When they were young, she and Andy were best friends. They played together constantly. They could be cowboys, scientists, cops, dancers, soldiers, teachers, pirates, or explorers. Their only limitations were their imaginations. It was wonderful to play with Andy. They understood each other in a way that transcended words, in a way she had never been able to fully explain.
She and Andy discovered new worlds together. They wowed audiences in great concert halls together, they robbed banks, and cured cancer, they looted and pillaged but what they really loved to do was dance. When she and Andy danced they were weightless. They would float over the mountains and soar above the valleys, carried by the whims of all the errant breezes to the ends of the earth. They lingered on clouds, high above the city, to watch sunsets while they listened to the dogs barking, far below.
As they got older though there were pressures, obstacles, that they could not have foreseen. Her parents encouraged her to meet and play with other girls. His mother enrolled him in Judo classes and baseball. Gradually they found that they had less and less contact but, they continued to steal precious hours together whenever they could. In these times they danced. Mainly they danced.

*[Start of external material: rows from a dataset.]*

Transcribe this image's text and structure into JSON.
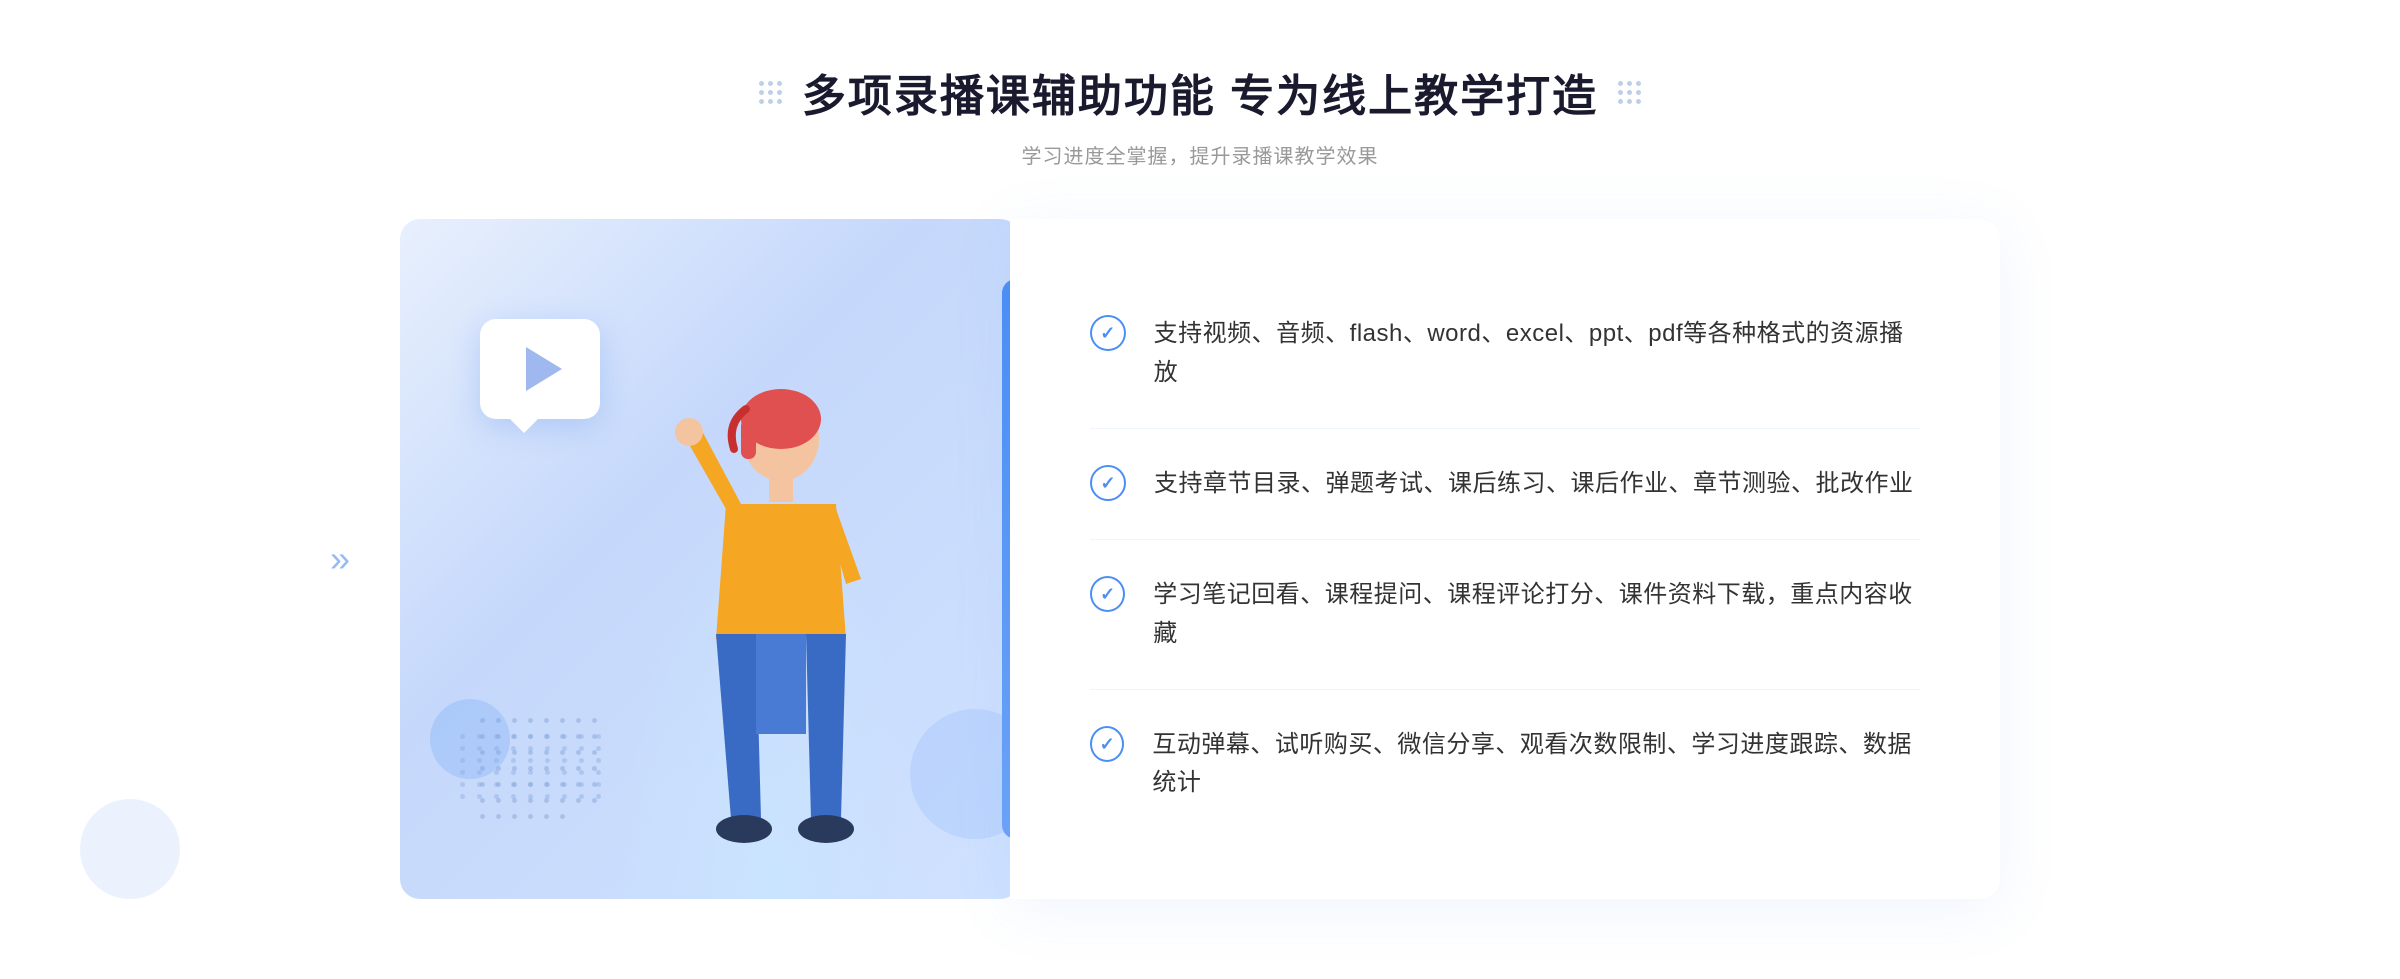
{
  "page": {
    "background": "#ffffff"
  },
  "header": {
    "main_title": "多项录播课辅助功能 专为线上教学打造",
    "subtitle": "学习进度全掌握，提升录播课教学效果"
  },
  "features": [
    {
      "id": "feature-1",
      "text": "支持视频、音频、flash、word、excel、ppt、pdf等各种格式的资源播放"
    },
    {
      "id": "feature-2",
      "text": "支持章节目录、弹题考试、课后练习、课后作业、章节测验、批改作业"
    },
    {
      "id": "feature-3",
      "text": "学习笔记回看、课程提问、课程评论打分、课件资料下载，重点内容收藏"
    },
    {
      "id": "feature-4",
      "text": "互动弹幕、试听购买、微信分享、观看次数限制、学习进度跟踪、数据统计"
    }
  ],
  "decorations": {
    "check_symbol": "✓",
    "arrows": "»"
  }
}
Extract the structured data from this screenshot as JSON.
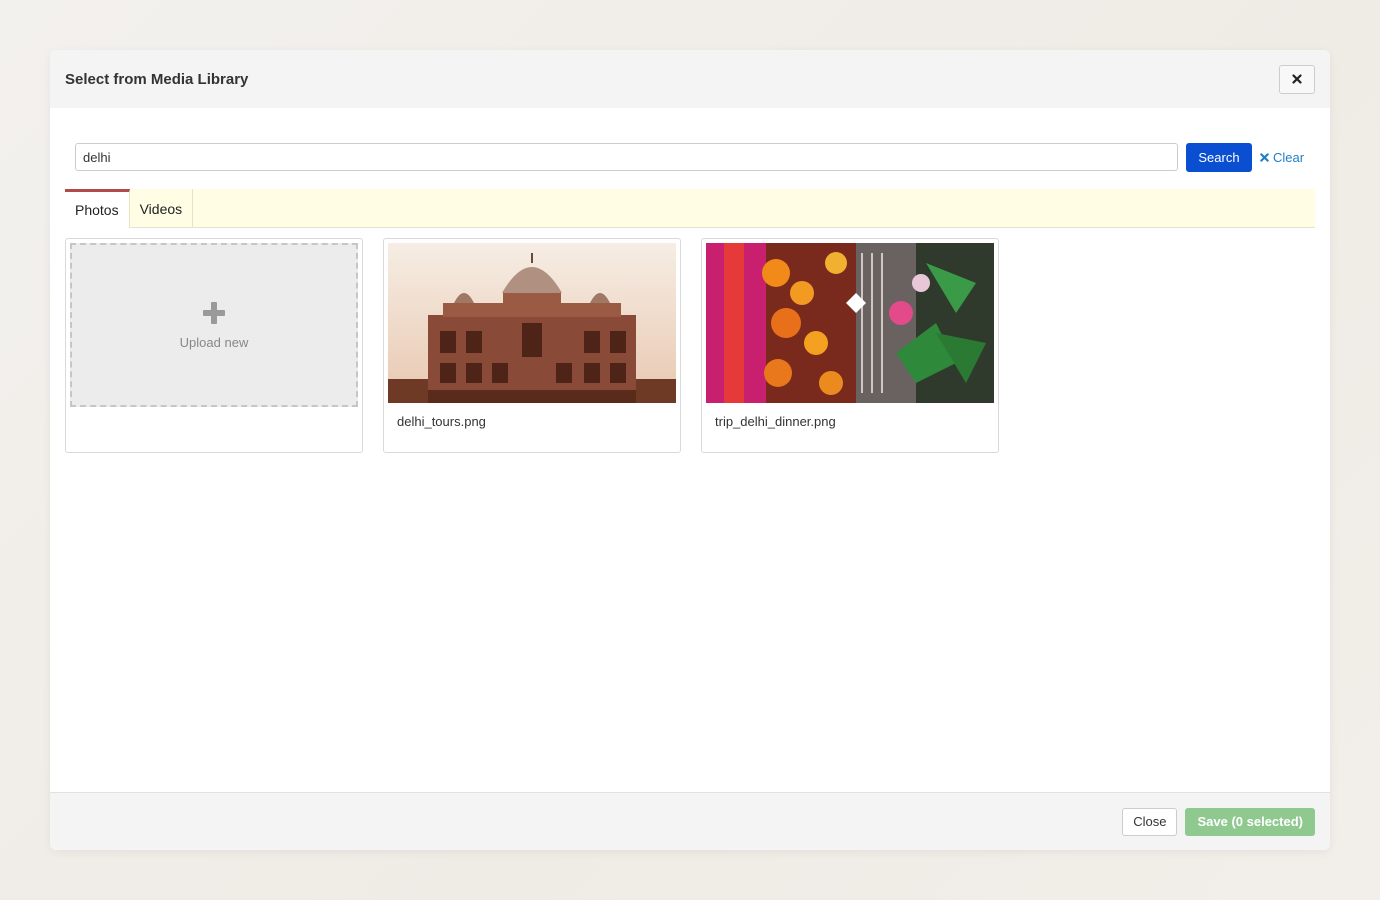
{
  "modal": {
    "title": "Select from Media Library",
    "close_icon": "close-icon"
  },
  "search": {
    "value": "delhi",
    "button_label": "Search",
    "clear_label": "Clear",
    "clear_icon": "close-icon"
  },
  "tabs": [
    {
      "label": "Photos",
      "active": true
    },
    {
      "label": "Videos",
      "active": false
    }
  ],
  "media": {
    "upload_label": "Upload new",
    "upload_icon": "plus-icon",
    "items": [
      {
        "name": "delhi_tours.png"
      },
      {
        "name": "trip_delhi_dinner.png"
      }
    ]
  },
  "footer": {
    "close_label": "Close",
    "save_label": "Save (0 selected)"
  },
  "colors": {
    "primary": "#0a4fd1",
    "link": "#1e7fc8",
    "active_tab_accent": "#b14a4a",
    "tab_bar_bg": "#fffde3",
    "save_disabled": "#8fc98f"
  }
}
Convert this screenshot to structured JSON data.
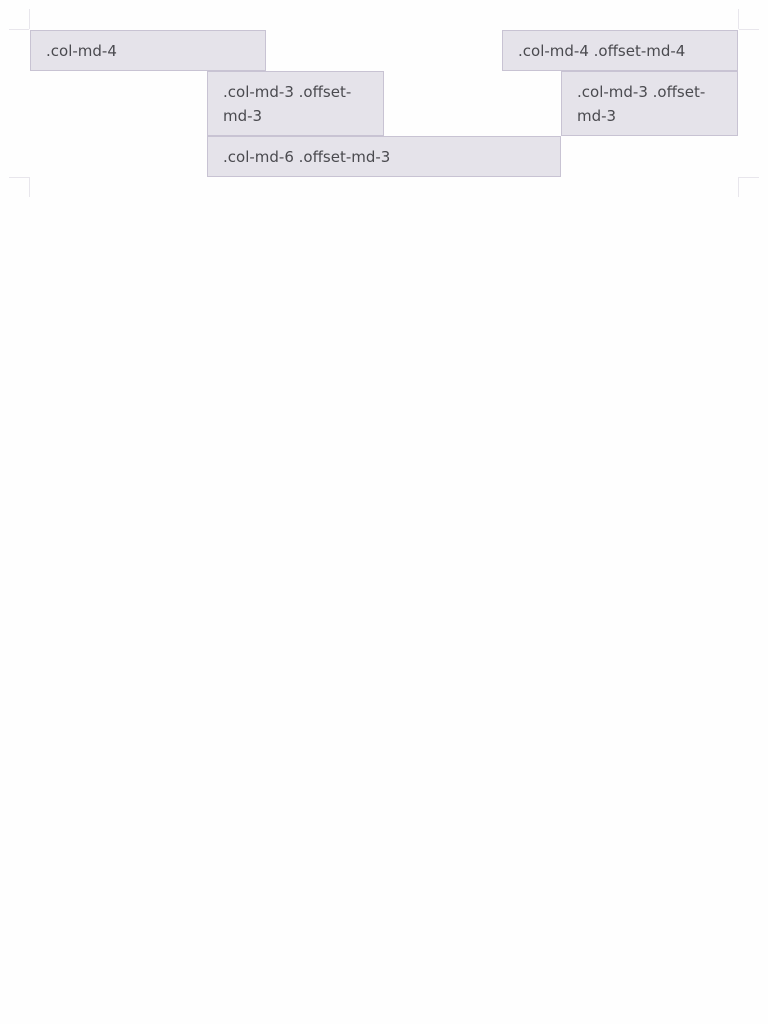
{
  "grid": {
    "row1": {
      "first_label": ".col-md-4",
      "second_label": ".col-md-4 .offset-md-4"
    },
    "row2": {
      "first_label": ".col-md-3 .offset-md-3",
      "second_label": ".col-md-3 .offset-md-3"
    },
    "row3": {
      "label": ".col-md-6 .offset-md-3"
    }
  }
}
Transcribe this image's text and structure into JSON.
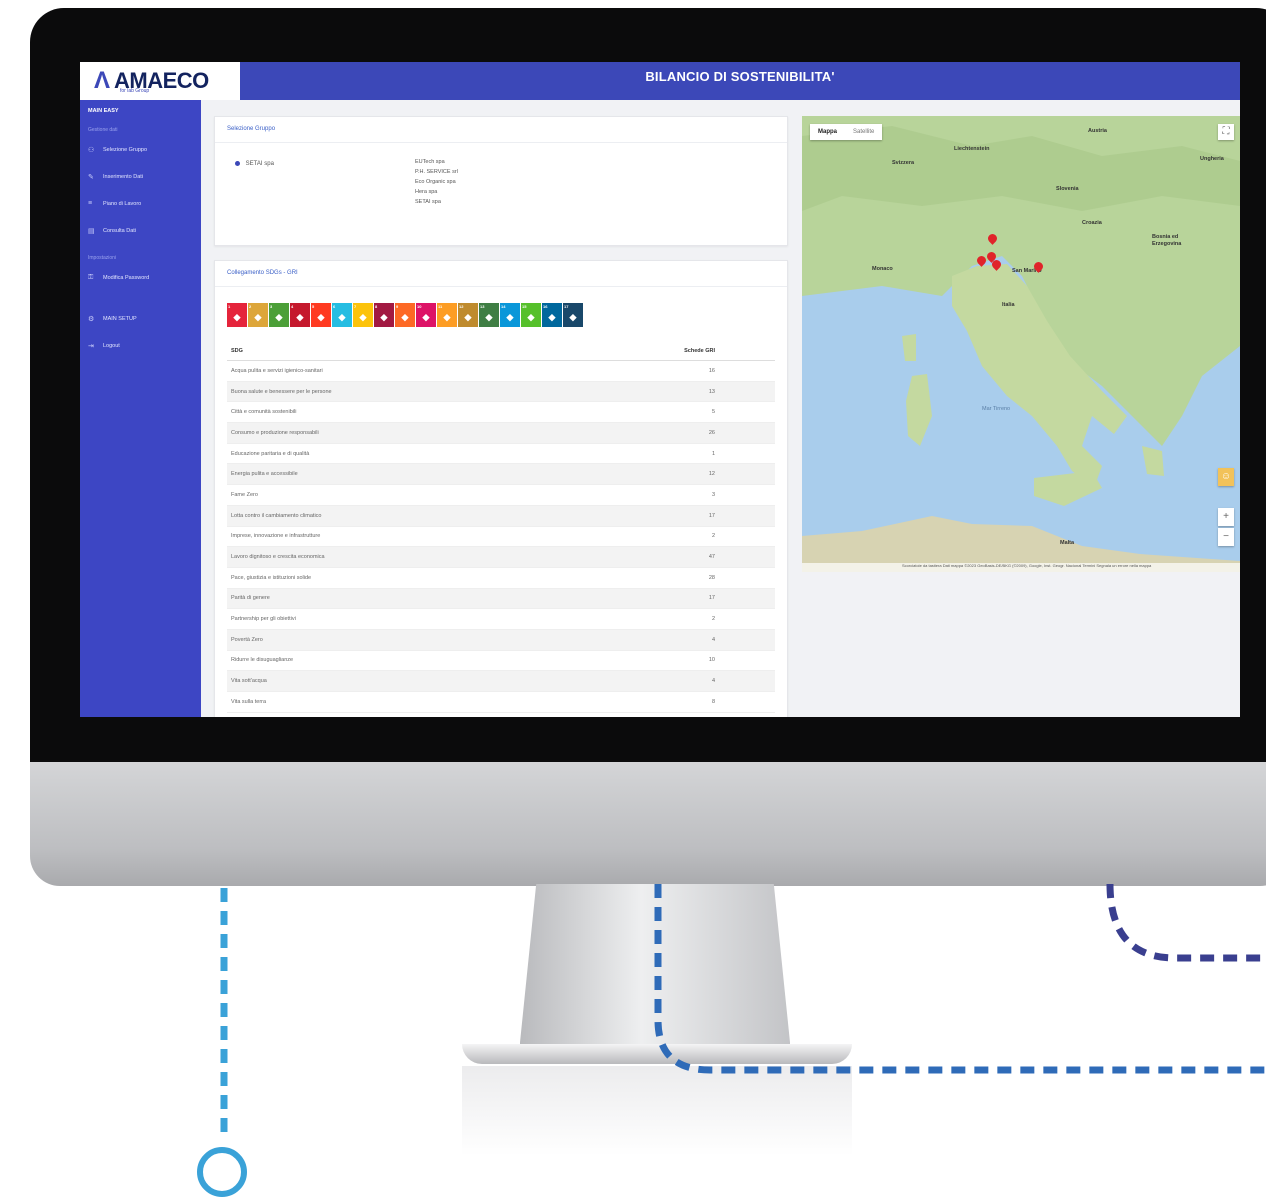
{
  "header": {
    "logo_text": "AMAECO",
    "logo_subtitle": "for lab Group",
    "title": "BILANCIO DI SOSTENIBILITA'"
  },
  "sidebar": {
    "main_label": "MAIN EASY",
    "section1": "Gestione dati",
    "section2": "Impostazioni",
    "items": [
      {
        "label": "Selezione Gruppo",
        "icon": "users-icon"
      },
      {
        "label": "Inserimento Dati",
        "icon": "edit-icon"
      },
      {
        "label": "Piano di Lavoro",
        "icon": "list-icon"
      },
      {
        "label": "Consulta Dati",
        "icon": "chart-icon"
      },
      {
        "label": "Modifica Password",
        "icon": "key-icon"
      },
      {
        "label": "MAIN SETUP",
        "icon": "settings-icon"
      },
      {
        "label": "Logout",
        "icon": "logout-icon"
      }
    ]
  },
  "group_card": {
    "title": "Selezione Gruppo",
    "selected_group": "SETAI spa",
    "companies": [
      "EUTech spa",
      "P.H. SERVICE srl",
      "Eco Organic spa",
      "Hera spa",
      "SETAI spa"
    ]
  },
  "sdg_card": {
    "title": "Collegamento SDGs - GRI",
    "table": {
      "headers": [
        "SDG",
        "Schede GRI"
      ],
      "rows": [
        [
          "Acqua pulita e servizi igienico-sanitari",
          "16"
        ],
        [
          "Buona salute e benessere per le persone",
          "13"
        ],
        [
          "Città e comunità sostenibili",
          "5"
        ],
        [
          "Consumo e produzione responsabili",
          "26"
        ],
        [
          "Educazione paritaria e di qualità",
          "1"
        ],
        [
          "Energia pulita e accessibile",
          "12"
        ],
        [
          "Fame Zero",
          "3"
        ],
        [
          "Lotta contro il cambiamento climatico",
          "17"
        ],
        [
          "Imprese, innovazione e infrastrutture",
          "2"
        ],
        [
          "Lavoro dignitoso e crescita economica",
          "47"
        ],
        [
          "Pace, giustizia e istituzioni solide",
          "28"
        ],
        [
          "Parità di genere",
          "17"
        ],
        [
          "Partnership per gli obiettivi",
          "2"
        ],
        [
          "Povertà Zero",
          "4"
        ],
        [
          "Ridurre le disuguaglianze",
          "10"
        ],
        [
          "Vita sott'acqua",
          "4"
        ],
        [
          "Vita sulla terra",
          "8"
        ]
      ]
    }
  },
  "sdg_icons": [
    {
      "n": "1",
      "color": "#e5243b"
    },
    {
      "n": "2",
      "color": "#dda63a"
    },
    {
      "n": "3",
      "color": "#4c9f38"
    },
    {
      "n": "4",
      "color": "#c5192d"
    },
    {
      "n": "5",
      "color": "#ff3a21"
    },
    {
      "n": "6",
      "color": "#26bde2"
    },
    {
      "n": "7",
      "color": "#fcc30b"
    },
    {
      "n": "8",
      "color": "#a21942"
    },
    {
      "n": "9",
      "color": "#fd6925"
    },
    {
      "n": "10",
      "color": "#dd1367"
    },
    {
      "n": "11",
      "color": "#fd9d24"
    },
    {
      "n": "12",
      "color": "#bf8b2e"
    },
    {
      "n": "13",
      "color": "#3f7e44"
    },
    {
      "n": "14",
      "color": "#0a97d9"
    },
    {
      "n": "15",
      "color": "#56c02b"
    },
    {
      "n": "16",
      "color": "#00689d"
    },
    {
      "n": "17",
      "color": "#19486a"
    }
  ],
  "map": {
    "tabs": [
      "Mappa",
      "Satellite"
    ],
    "labels": {
      "austria": "Austria",
      "ungheria": "Ungheria",
      "liechtenstein": "Liechtenstein",
      "svizzera": "Svizzera",
      "slovenia": "Slovenia",
      "croazia": "Croazia",
      "bosnia": "Bosnia ed Erzegovina",
      "monaco": "Monaco",
      "san_marino": "San Marino",
      "italia": "Italia",
      "tyrrhenian": "Mar Tirreno",
      "malta": "Malta"
    },
    "zoom_in": "+",
    "zoom_out": "−",
    "attribution": "Scorciatoie da tastiera   Dati mappa ©2023 GeoBasis-DE/BKG (©2009), Google, Inst. Geogr. Nacional   Termini   Segnala un errore nella mappa"
  },
  "colors": {
    "brand": "#3c48b8",
    "sidebar": "#3d46c4",
    "pin": "#e0242a"
  }
}
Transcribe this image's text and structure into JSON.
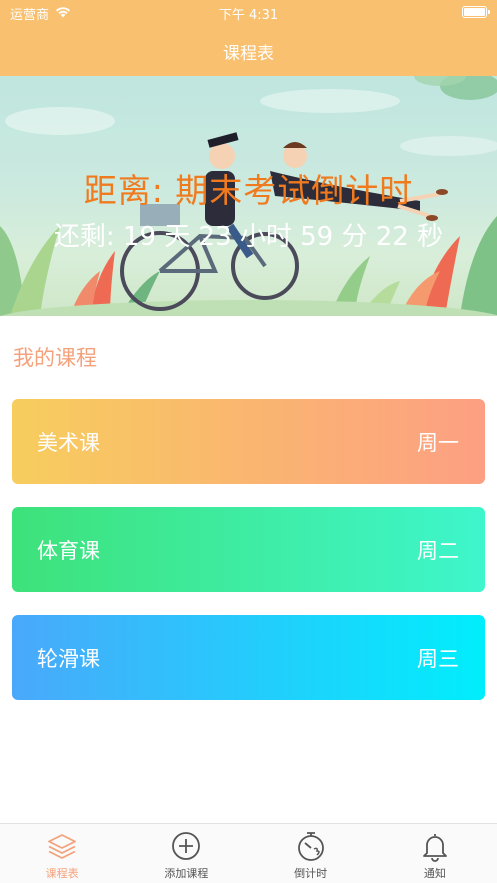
{
  "status_bar": {
    "carrier": "运营商",
    "time": "下午 4:31",
    "icons": [
      "wifi-icon",
      "battery-icon"
    ]
  },
  "nav": {
    "title": "课程表"
  },
  "banner": {
    "countdown_title": "距离: 期末考试倒计时",
    "countdown_remaining": "还剩: 19 天 23 小时 59 分 22 秒"
  },
  "section": {
    "title": "我的课程"
  },
  "courses": [
    {
      "name": "美术课",
      "day": "周一"
    },
    {
      "name": "体育课",
      "day": "周二"
    },
    {
      "name": "轮滑课",
      "day": "周三"
    }
  ],
  "tabs": [
    {
      "label": "课程表",
      "icon": "layers-icon",
      "active": true
    },
    {
      "label": "添加课程",
      "icon": "plus-circle-icon",
      "active": false
    },
    {
      "label": "倒计时",
      "icon": "stopwatch-icon",
      "active": false
    },
    {
      "label": "通知",
      "icon": "bell-icon",
      "active": false
    }
  ],
  "colors": {
    "accent": "#f9c06f",
    "section_title": "#f4a27c",
    "countdown_title": "#f07a1e"
  }
}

The day came when her father told her that she couldn’t see Andy anymore. “It isn’t right.” He told her, “People will talk,” he said. “You’re a young lady now.” He packed her up and drove her straightaway to Miss Claremore’s School for Girls in Baltimore.
Andy’s mom sent him away to a Military School in Williamsburgh.
She never saw Andy again but, she heard from him. She heard from him every year on her birthday. Without fail, on each birthday, for these last 70 years she got a card. His cards were postmarked from all over the world: California, Korea, Vietnam, England, Italy, Brazil. He was obviously a traveler. How did he know where to send them? He always knew. He always cared. He was still her best friend. He was her rock. He was Andy.
This morning the young orderly came in to wish her a happy birthday and when she asked about mail he said, “Sorry, Miss – none today.” He presented her with a pink cupcake decorated with a single lit candle which he blew out before handing it over. She set the cupcake aside and worried about Andy. I hope he’s OK. She knew he must be an old man now, even though in her mind’s eye he was still that young boy, that young boy with whom she had been happy, and with whom she had blissfully danced on the wind.
She stayed in her room all day. The orderlies brought her meals but she wasn’t hungry. She was worried. She pushed the food around a bit but didn’t really eat. When they checked on her at ‘lights out’ she was peaceful but, unresponsive in her easy chair. There was nothing the doctor could do. She was dancing again, dancing with Andy. They were going to dance all the way to the moon. It was good to be a young girl and to see Andy again. She had missed him terribly, all these years. She regretted leaving Andy, It was the only thing she regretted.